How many times did you listen to that speech?

To the point where I kind of memorized it a little bit.

White House Plumbers
Liddy (Theroux) and Hunt (Harrelson) in the premiere.

The first episode ended in what I would say is the definition of failing upwards; they are being promoted as they unknowingly hand-delivered evidence to the CIA with their “disguised” camera photos (above). How would you say that sets the landscape for the rest of the series?

Failing upwards is the perfect way of talking about it because in some ways, the entire mission was failing upwards. There are so many points where somebody in the administration should have said, “Enough of this.” And also, Hunt knew better. One of the great tragedies of Howard Hunt is that on some level, he knows that this is going to end badly. He’s so desperate to be back that he can’t help it. But, he knows. And so again, it all plays into the tragedy. But we’re setting it up. We’re failing upwards and your reward is ultimately going to be, “Congratulations, you get to break into the Watergate.” It’s not exactly a reward. And that’s our arc. It’s going up to this thing and then the aftermath after.

There are relevant themes at play here for 2023. You started filming this in May 2021. Why did you all want to look back and tell this story now?

Even before what happened in the last couple of years; even before what happened in the last week couple of weeks when a former president of the United States was indicted in a courtroom here in New York [and ultimately found liable for sexual abuse] and a sitting Supreme Court justice is taking $500,000 vacations and not thinking it’s a problem, from a guy, by the way, who may or may not collect Nazi memorabilia.

This feels very much like our old Veep conversations, about how prescient the show was.

I know, this is very much like our old Veep conversations.
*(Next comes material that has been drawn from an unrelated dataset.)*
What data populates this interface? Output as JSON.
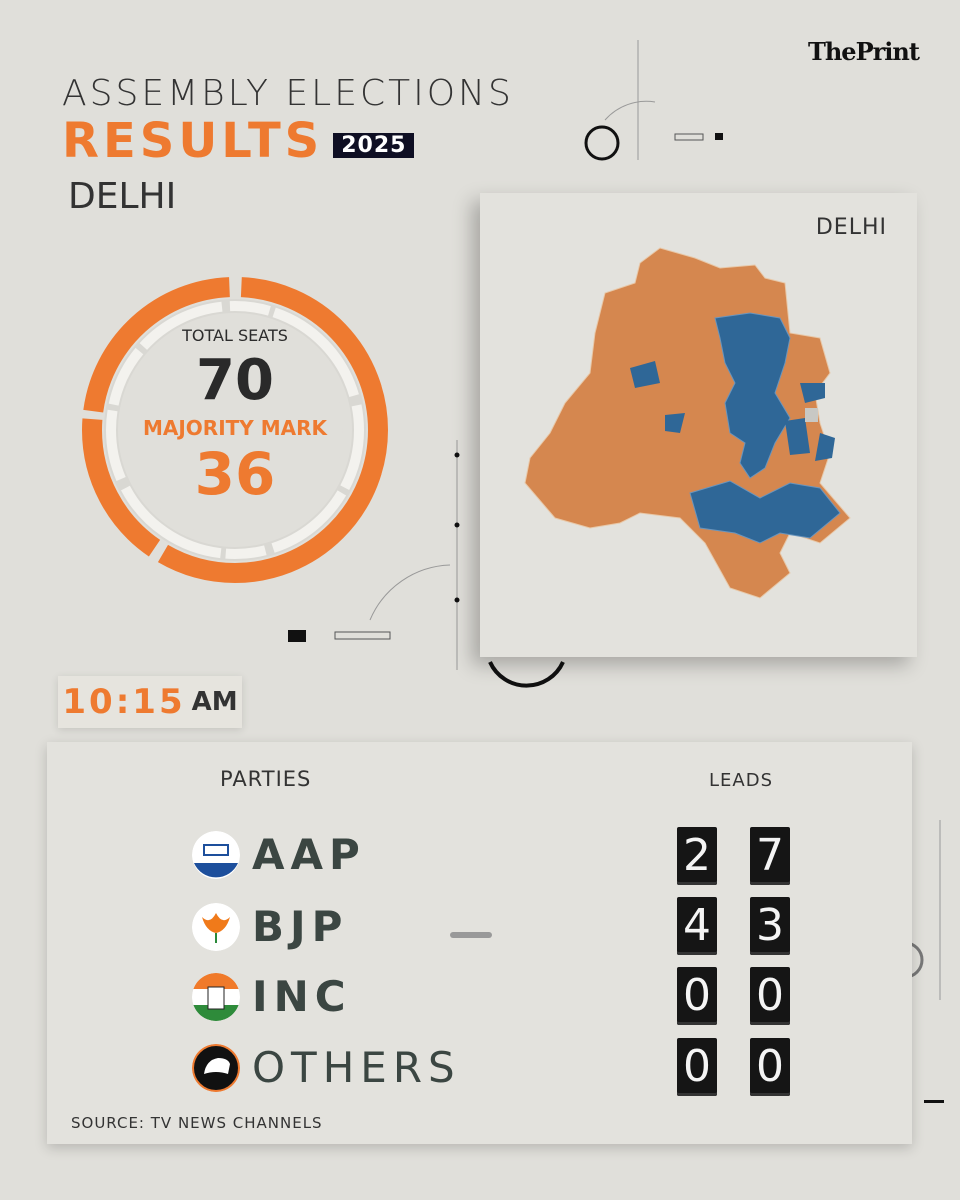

There’s an opportunity here, first of all, to just let people know what President Nixon did. Let’s start with that and fill in some historical knowledge, number one. It’s a story where, maybe it’s been long enough that it’s time to remind people. But now, let’s go one step further. I think there was a mistake in the United States of America when, after Nixon resigned and Carter was swept into office and all of these new, ethical laws and codes and various things were put into place, thinking that we had solved it all: We fixed politics. We did it. Yay, everything is good again. And again, we don’t know everything that went on but, we can look at things. We can look at Iran-contra, we can look at Clinton. Presidents from both parties abused their power. So here we are now, all of a sudden, in the post-Trump presidency and we’re looking and going, “Oh my God, what these guys did is happening right now.” We can draw a direct line from what’s happening now to back then.

So many people say about Trump, and I think this is wrong, that “Trump changed everything.” No. This was all going on, from Nixon onward. Trump may have moved it more into the open. He may have been more matter-of-fact about it. But we must look at what’s going on today and understand it through the lens of Watergate because these problems never went away and, on some level, and I hate saying this, maybe there is a systematic problem in our form of government, that it’s based a little bit too much on trust that people are going to do the right things. And maybe people can wake up a little bit to the fact that people do bad things. Almost every day as we got closer to the show’s release date, I felt like it’s more relevant and even better timing that we did this thing.

And how much does all of that make you want to return to the world of Veep?

Your favorite question! It’s the same answer: Some day, we will.

Interview edited for length and clarity; these interviews were conducted ahead of the May 2 writers strike. White House Plumbers releases new episodes Monday at 9 p.m. on HBO and Max.